La Atención Primaria continúa siendo uno de los pilares fundamentales del sistema sanitario en España. Así lo reflejan los datos de un informe reciente que analiza la percepción de los pacientes sobre la relación con los profesionales sanitarios. Según este estudio, más del 88% de los hombres y el 85% de las mujeres aseguran tener un alto nivel de confianza en su médico o profesional sanitario de referencia.
Este grado de confianza demuestra la importancia que tiene el primer nivel asistencial dentro del Sistema Nacional de Salud (SNS). La Atención Primaria es, para muchas personas, la puerta de entrada al sistema sanitario y el espacio donde se establecen relaciones de cercanía, seguimiento y acompañamiento a lo largo del tiempo. Por ello, la confianza entre pacientes y profesionales se convierte en un elemento clave para garantizar una atención de calidad.
El informe, basado en una encuesta internacional que recoge la experiencia de pacientes mayores de 45 años, refleja que la percepción positiva hacia los profesionales sanitarios se mantiene de forma bastante homogénea en todo el país. Esto sugiere que, pese a las diferencias territoriales o a los retos que enfrenta el sistema sanitario, el vínculo entre paciente y médico sigue siendo sólido.
Uno de los aspectos más interesantes del estudio es cómo evoluciona la confianza según la edad de los pacientes. Los datos indican que, en general, la valoración positiva hacia los profesionales de Atención Primaria aumenta a medida que las personas envejecen. En el caso de los hombres mayores de 75 años, el nivel de confianza supera el 90%, mientras que en las mujeres de ese mismo grupo también se mantiene en cifras muy elevadas.
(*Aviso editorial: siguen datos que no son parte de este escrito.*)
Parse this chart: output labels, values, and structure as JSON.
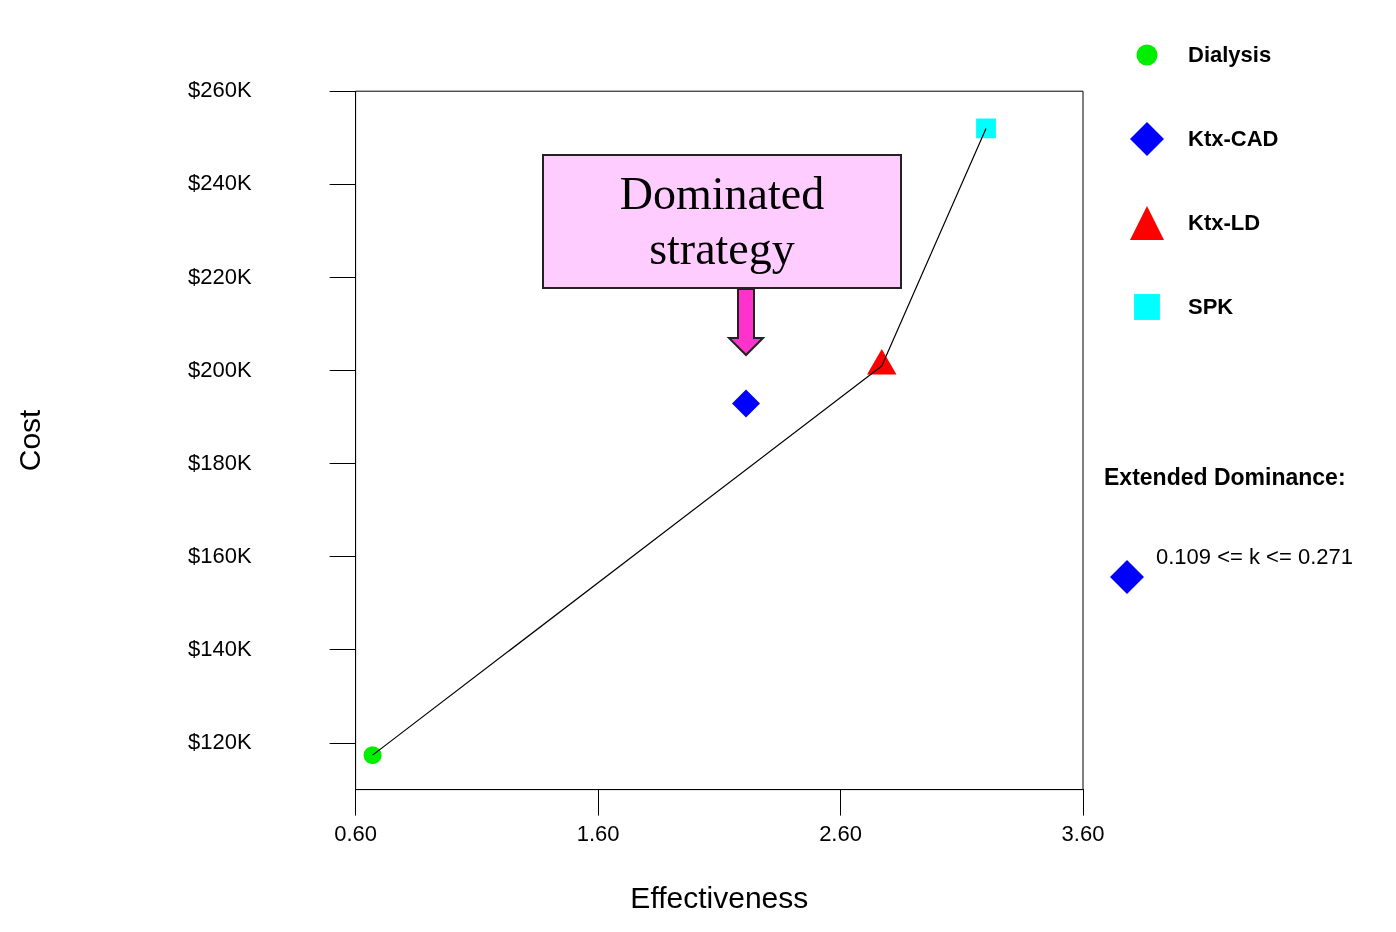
{
  "chart_data": {
    "type": "scatter",
    "xlabel": "Effectiveness",
    "ylabel": "Cost",
    "xlim": [
      0.6,
      3.6
    ],
    "xticks": [
      {
        "value": 0.6,
        "label": "0.60"
      },
      {
        "value": 1.6,
        "label": "1.60"
      },
      {
        "value": 2.6,
        "label": "2.60"
      },
      {
        "value": 3.6,
        "label": "3.60"
      }
    ],
    "ylim": [
      110000,
      260000
    ],
    "yticks": [
      {
        "value": 120000,
        "label": "$120K"
      },
      {
        "value": 140000,
        "label": "$140K"
      },
      {
        "value": 160000,
        "label": "$160K"
      },
      {
        "value": 180000,
        "label": "$180K"
      },
      {
        "value": 200000,
        "label": "$200K"
      },
      {
        "value": 220000,
        "label": "$220K"
      },
      {
        "value": 240000,
        "label": "$240K"
      },
      {
        "value": 260000,
        "label": "$260K"
      }
    ],
    "grid": false,
    "legend": "right",
    "series": [
      {
        "type": "line",
        "color": "#000000",
        "marker": "none",
        "x": [
          0.67,
          2.77,
          3.2
        ],
        "values": [
          117400,
          201000,
          252000
        ]
      },
      {
        "name": "Dialysis",
        "color": "#00ee00",
        "marker": "circle",
        "x": [
          0.67
        ],
        "values": [
          117400
        ]
      },
      {
        "name": "Ktx-CAD",
        "color": "#0000ff",
        "marker": "diamond",
        "x": [
          2.21
        ],
        "values": [
          192900
        ]
      },
      {
        "name": "Ktx-LD",
        "color": "#ff0000",
        "marker": "triangle",
        "x": [
          2.77
        ],
        "values": [
          201000
        ]
      },
      {
        "name": "SPK",
        "color": "#00ffff",
        "marker": "square",
        "x": [
          3.2
        ],
        "values": [
          252000
        ]
      }
    ],
    "annotations": [
      {
        "text": "Dominated strategy",
        "x": 2.21,
        "y": 192900
      },
      "Extended Dominance:",
      "0.109 <= k <= 0.271"
    ]
  }
}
Este fenómeno puede explicarse por varios factores. Las personas de mayor edad suelen tener un contacto más frecuente con el sistema sanitario, lo que favorece el desarrollo de una relación más cercana y estable con su médico de referencia. La continuidad en la atención, el conocimiento del historial clínico y la confianza acumulada a lo largo de los años contribuyen a fortalecer este vínculo.
Por otro lado, en los grupos de edad más jóvenes, especialmente entre los 45 y los 54 años, los niveles de confianza descienden ligeramente. Aun así, los porcentajes continúan siendo altos, lo que refleja que la percepción general hacia los profesionales sanitarios sigue siendo positiva.
El informe también analiza cómo influyen otros factores en la relación entre pacientes y profesionales sanitarios. Uno de ellos es el lugar de residencia. Los datos muestran que la confianza suele ser mayor en municipios pequeños y en capitales de provincia, donde los pacientes tienden a tener una relación más cercana con su centro de salud.
Asimismo, el estudio revela que la presencia de enfermedades crónicas no modifica de forma significativa el nivel de confianza en los profesionales sanitarios. Esto indica que, independientemente de la situación de salud, los pacientes mantienen una percepción positiva del trabajo que realizan los médicos y enfermeros de Atención Primaria.
Otro elemento que aparece en el análisis es el nivel de renta, especialmente entre las mujeres. En este caso, se observa que aquellas con mayores ingresos tienden a expresar niveles de confianza ligeramente superiores.
En conjunto, los resultados ponen de manifiesto el valor humano y profesional de la Atención Primaria. Más allá de consultas y diagnósticos, este nivel asistencial se basa en algo fundamental: la confianza entre personas, un factor imprescindible para cuidar la salud de toda la sociedad.